【云原生】Hive on k8s 环境部署
Hive是基于Hadoop的一个数据仓库(Data Aarehouse,简称数仓、DW),可以将结构化的数据文件映射为一张数据库表,并提供类SQL查询功能。是用于存储、分析、报告的数据系统。大数据Hadoop之——数据仓库HiveHive 架构Hive 客户端架构。
一、概述
Hive是基于Hadoop的一个数据仓库(Data Aarehouse,简称数仓、DW),可以将结构化的数据文件映射为一张数据库表,并提供类SQL查询功能。
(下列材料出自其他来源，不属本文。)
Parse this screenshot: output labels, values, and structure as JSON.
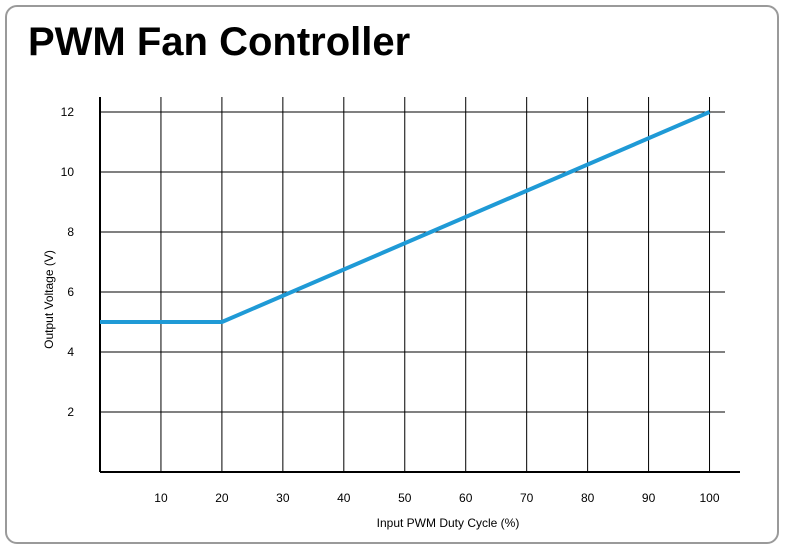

是用于存储、分析、报告的数据系统。
Hive 架构
![image.png](https://img-blog.csdnimg.cn/img_convert/ced1c38919bce27c8e5b287a089a1420.png#averageHue=#f2f2f2&clientId=ud26b91ad-99a3-4&crop=0&crop=0&crop=1&crop=1&from=paste&id=uc937bd09&margin=[object Object]&name=image.png&originHeight=713&originWidth=650&originalType=url&ratio=1&rotation=0&showTitle=false&size=190661&status=done&style=none&taskId=u0359c600-2f4f-4e99-bee6-4615e11dda2&title=)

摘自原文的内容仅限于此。